When interest rates starting rising, the debt servicing payments will rise astronomically. Right now, in the United States alone, the federal government will have net interest payments as its highest budgetary item as of 2022. Interest payments could exceed $1 trillion a year, even if rates move upwards by a percent.
Just how much debt did governments tack on over the past several years? According to a new study, global debt rose by $57 trillion, and authors are warning this could pose a serious threat to economies and financial markets.
A new report from McKinsey released Thursday highlighted that the global debt-to-gross domestic product ratio jumped by 17 percentage points to 286 percent. Governments in highly developed countries have borrowed immensely in order to increase demand and fund bailouts of companies and financial institutions.

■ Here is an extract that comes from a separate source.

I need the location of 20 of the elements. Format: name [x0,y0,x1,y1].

“This is not as much as the 23-point increase in the seven years before the crisis, but it is enough to raise fresh concerns,” the report states. “Absent additional steps and new approaches, business leaders should expect that debt will be a drag on GDP growth and continue to create volatility and fragility in financial markets. Policy makers will need to consider a full range of responses to reduce debt as well as innovations to make debt less risky and make the impact of future crises less catastrophic.”
Although many public officials and central bankers would dismiss any suggestion that debt would hinder economic growth, report authors warn that these levels could reverse any economic recovery that could be taking place in countries like the United States, Canada, the United Kingdom, Japan and elsewhere.
“[Debt] slows the recovery, raises the risk of new crises and it limits the ability to respond to them,” the report stated. “While significant deleveraging may prove elusive for many countries, effectively managing the growth of debt — and reducing it where necessary — is an imperative.”
In the U.S., the national debt stands at nearly $18 trillion with more than $120 trillion in unfunded liabilities and expenditures. In Canada, the national debt is honing in on $1 trillion. In Japan, the national debt has surpassed one quadrillion yen. These certainly aren’t numbers to be celebrating, even if Paul Krugman is.